Pour ne rien arranger, l’Europe, qui ne possède pas de géant minier, est particulièrement vulnérable. Et la création de filières industrielles et d’écosystèmes à l’échelle des besoins européens (pour l’extraction, le raffinage et le recyclage) sera longue et complexe, au regard du temps nécessaire à l’ouverture d’une mine, de la caractéristique capitalistique de ces activités, des effets d’échelle nécessaires pour l’équilibre économique des activités, et de l’aversion des populations pour les nuisances générées. Il est difficile d’imaginer y parvenir sans une stratégie interventionniste de l’Etat, en créant par exemple un stock stratégique couplé à une centrale d’achat et la constitution d’un écosystème industriel complet[2].

Les risques systémiques, la nouvelle donne.

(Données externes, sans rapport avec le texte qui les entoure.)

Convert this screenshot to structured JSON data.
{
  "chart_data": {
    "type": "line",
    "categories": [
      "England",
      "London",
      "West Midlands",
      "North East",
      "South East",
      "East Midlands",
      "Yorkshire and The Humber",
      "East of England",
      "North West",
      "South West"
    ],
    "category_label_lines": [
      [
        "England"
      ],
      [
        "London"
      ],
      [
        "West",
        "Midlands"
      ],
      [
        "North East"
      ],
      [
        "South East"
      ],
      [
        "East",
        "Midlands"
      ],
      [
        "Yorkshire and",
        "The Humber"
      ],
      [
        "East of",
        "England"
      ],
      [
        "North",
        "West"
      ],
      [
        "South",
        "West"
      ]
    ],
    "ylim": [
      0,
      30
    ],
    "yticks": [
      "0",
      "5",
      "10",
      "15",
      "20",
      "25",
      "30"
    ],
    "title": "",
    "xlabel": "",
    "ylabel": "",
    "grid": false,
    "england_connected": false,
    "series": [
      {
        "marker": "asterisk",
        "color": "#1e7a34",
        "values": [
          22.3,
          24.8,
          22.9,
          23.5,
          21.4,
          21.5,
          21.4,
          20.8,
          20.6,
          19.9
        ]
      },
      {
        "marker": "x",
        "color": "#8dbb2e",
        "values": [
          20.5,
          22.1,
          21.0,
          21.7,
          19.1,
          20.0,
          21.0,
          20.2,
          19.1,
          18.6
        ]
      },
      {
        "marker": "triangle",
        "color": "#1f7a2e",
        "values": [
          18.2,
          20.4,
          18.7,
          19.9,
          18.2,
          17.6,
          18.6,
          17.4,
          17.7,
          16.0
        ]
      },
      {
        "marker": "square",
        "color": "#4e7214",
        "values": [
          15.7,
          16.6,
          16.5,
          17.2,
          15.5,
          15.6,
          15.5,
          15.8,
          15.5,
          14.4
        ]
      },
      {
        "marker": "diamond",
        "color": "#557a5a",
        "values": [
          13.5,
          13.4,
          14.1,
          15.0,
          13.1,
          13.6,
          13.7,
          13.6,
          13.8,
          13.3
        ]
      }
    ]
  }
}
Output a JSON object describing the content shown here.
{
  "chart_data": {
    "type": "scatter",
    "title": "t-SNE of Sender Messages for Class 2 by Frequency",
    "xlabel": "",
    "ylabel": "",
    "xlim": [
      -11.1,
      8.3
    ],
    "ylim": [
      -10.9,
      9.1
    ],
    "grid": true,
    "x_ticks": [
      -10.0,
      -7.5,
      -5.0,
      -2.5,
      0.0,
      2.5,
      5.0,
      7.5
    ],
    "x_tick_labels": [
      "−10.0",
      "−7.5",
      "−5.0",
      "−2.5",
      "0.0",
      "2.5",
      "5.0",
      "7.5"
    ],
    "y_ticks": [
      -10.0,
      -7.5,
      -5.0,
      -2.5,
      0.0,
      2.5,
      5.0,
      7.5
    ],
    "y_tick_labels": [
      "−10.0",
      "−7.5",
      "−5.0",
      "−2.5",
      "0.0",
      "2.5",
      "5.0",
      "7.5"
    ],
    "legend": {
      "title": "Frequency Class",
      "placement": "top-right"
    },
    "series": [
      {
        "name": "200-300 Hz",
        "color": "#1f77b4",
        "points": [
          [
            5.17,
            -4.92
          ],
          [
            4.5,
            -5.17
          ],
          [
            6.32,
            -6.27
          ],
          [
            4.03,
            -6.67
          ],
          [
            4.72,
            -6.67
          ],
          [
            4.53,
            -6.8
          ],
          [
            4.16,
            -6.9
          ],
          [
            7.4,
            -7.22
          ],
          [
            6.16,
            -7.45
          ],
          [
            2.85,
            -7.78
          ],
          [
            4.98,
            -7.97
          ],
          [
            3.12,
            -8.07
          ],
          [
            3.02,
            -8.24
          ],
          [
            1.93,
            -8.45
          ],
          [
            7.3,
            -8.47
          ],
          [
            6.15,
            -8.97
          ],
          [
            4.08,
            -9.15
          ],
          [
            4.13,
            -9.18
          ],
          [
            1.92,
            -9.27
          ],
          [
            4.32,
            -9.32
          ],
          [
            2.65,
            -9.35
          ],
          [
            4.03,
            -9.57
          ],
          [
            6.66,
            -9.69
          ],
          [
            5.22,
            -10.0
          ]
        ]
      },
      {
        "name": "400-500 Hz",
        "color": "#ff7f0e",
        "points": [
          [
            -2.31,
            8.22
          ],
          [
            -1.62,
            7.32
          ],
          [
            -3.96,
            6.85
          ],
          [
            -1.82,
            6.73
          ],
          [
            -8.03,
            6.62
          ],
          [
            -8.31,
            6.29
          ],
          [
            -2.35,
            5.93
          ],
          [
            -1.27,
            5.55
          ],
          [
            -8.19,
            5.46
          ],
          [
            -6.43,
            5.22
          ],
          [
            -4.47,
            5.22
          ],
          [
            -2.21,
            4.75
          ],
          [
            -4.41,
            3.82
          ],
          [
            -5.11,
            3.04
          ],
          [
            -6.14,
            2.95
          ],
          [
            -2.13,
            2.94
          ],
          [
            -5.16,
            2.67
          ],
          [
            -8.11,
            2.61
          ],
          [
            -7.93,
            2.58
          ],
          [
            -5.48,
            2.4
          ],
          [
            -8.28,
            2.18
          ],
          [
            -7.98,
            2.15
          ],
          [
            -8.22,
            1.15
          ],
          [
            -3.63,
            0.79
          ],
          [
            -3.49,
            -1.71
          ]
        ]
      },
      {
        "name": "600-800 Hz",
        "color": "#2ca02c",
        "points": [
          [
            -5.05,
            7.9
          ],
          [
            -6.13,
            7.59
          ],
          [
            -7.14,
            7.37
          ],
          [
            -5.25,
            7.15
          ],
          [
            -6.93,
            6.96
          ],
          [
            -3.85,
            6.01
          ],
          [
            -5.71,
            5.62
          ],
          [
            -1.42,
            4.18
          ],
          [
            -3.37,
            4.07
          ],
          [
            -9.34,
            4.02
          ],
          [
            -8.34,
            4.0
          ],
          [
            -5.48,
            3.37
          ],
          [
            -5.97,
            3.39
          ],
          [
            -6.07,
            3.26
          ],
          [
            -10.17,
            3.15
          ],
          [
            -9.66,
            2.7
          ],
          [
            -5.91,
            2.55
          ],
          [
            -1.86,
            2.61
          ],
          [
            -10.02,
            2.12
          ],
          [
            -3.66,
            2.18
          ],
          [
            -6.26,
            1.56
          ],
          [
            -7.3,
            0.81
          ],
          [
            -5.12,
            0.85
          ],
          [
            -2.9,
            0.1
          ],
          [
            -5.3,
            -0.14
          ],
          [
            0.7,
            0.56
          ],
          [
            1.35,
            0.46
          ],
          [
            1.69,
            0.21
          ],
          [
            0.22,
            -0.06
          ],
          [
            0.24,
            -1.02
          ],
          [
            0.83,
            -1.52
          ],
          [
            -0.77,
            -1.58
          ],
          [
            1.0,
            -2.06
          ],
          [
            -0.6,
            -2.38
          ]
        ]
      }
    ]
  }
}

Le 21ème siècle s’annonce très différent du précédent. Les instruments de la résilience adaptés à un monde stable et mondialisé (recours aux marchés, signature de contrats, etc.) ne sont pas suffisants pour couvrir les risques systémiques, où la défaillance est globale, comme nous l’ont montré les crises de 2008 et du covid. Or, les risques systémiques ne sont plus conjoncturels, mais structurels. Le dérèglement climatique nous amène à entreprendre la transition énergétique, qui n’est rien de moins qu’un chantier d’ampleur « géologique ». Et lorsqu’on travaille à l’échelle planétaire, les risques sont nécessairement systémiques.

 

[1] Un acronyme anglais pour Volatility, Uncertainty, Complexity et Ambiguity, qualificatifs utilisés pour décrire un monde complexe, imprédictible et instable.